#### 263-0007-00: Advanced Systems Lab

Assignment 4: 120 points Due Date: April 14th, 17:00 https://acl.inf.ethz.ch/teaching/fastcode/2022/ Questions: fastcode@lists.inf.ethz.ch

### Academic integrity:

All homeworks in this course are single-student homeworks. The work must be all your own. Do not copy any parts of any of the homeworks from anyone including the web. Do not look at other students' code, papers, or exams. Do not make any parts of your homework available to anyone, and make sure no one can read your files. The university policies on academic integrity will be applied rigorously.

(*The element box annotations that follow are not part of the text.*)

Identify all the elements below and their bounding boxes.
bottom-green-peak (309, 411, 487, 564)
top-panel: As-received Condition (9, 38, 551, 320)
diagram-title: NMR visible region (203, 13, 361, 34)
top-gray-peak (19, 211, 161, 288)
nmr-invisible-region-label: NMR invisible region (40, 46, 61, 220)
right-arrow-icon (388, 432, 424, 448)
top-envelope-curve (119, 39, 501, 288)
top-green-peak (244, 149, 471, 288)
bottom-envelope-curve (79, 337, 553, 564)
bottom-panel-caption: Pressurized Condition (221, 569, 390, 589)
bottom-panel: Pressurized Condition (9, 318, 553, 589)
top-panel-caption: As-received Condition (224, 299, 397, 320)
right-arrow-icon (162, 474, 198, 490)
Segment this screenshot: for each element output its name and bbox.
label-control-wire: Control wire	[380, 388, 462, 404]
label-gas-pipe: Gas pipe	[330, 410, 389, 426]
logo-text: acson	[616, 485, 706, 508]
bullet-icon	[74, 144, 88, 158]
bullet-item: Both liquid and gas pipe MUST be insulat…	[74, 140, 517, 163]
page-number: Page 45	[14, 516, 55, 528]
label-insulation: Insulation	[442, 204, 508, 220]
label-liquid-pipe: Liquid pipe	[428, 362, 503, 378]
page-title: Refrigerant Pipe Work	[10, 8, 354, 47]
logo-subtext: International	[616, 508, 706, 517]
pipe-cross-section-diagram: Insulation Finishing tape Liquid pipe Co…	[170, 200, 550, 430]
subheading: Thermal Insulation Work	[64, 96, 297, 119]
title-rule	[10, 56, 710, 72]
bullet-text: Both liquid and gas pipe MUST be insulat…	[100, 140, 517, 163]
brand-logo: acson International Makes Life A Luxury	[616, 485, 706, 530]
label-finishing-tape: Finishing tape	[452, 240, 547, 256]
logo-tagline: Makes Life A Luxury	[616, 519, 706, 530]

#### Submission instructions (read carefully):

- (Submission)
  - Homework is submitted through the Moodle system https://moodle-app2.let.ethz.ch/course/view.php?id=17306.
- (Late policy)

You have 3 late days, but can use at most 2 on one homework, meaning submit latest 48 hours after the due time. For example, submitting 1 hour late costs 1 late day. Note that each homework will be available for submission on the system 2 days after the deadline. However, if the accumulated time of the previous homework submissions exceeds 3 days, the homework will not count.

• (Formats)

If you use programs (such as MS-Word or Latex) to create your assignment, convert it to PDF and name it homework.pdf. When submitting more than one file, make sure you create a zip archive that contains all related files, and does not exceed 10 MB. Handwritten parts can be scanned and included.

• (Plots)

For plots/benchmarks, provide (concise) necessary information for the experimental setup (e.g., compiler and flags) and always briefly discuss the plot and draw conclusions. Follow (at least to a reasonable extent) the small guide to making plots from the lecture.

• (Neatness)

5 points in a homework are given for neatness.

# Exercises

1. Associativity (15 pts)

We consider a 2-way set associative cache given by (S, E, B) = (8, 2, 64), where S is the number of sets and B the block size in bytes. To reduce the number of cache misses we design a second cache given by (S', E', B') = (1, 16, 64). In words, this cache has the same size and block size but it is fully associative instead of 2-way set associative. We assume LRU replacement.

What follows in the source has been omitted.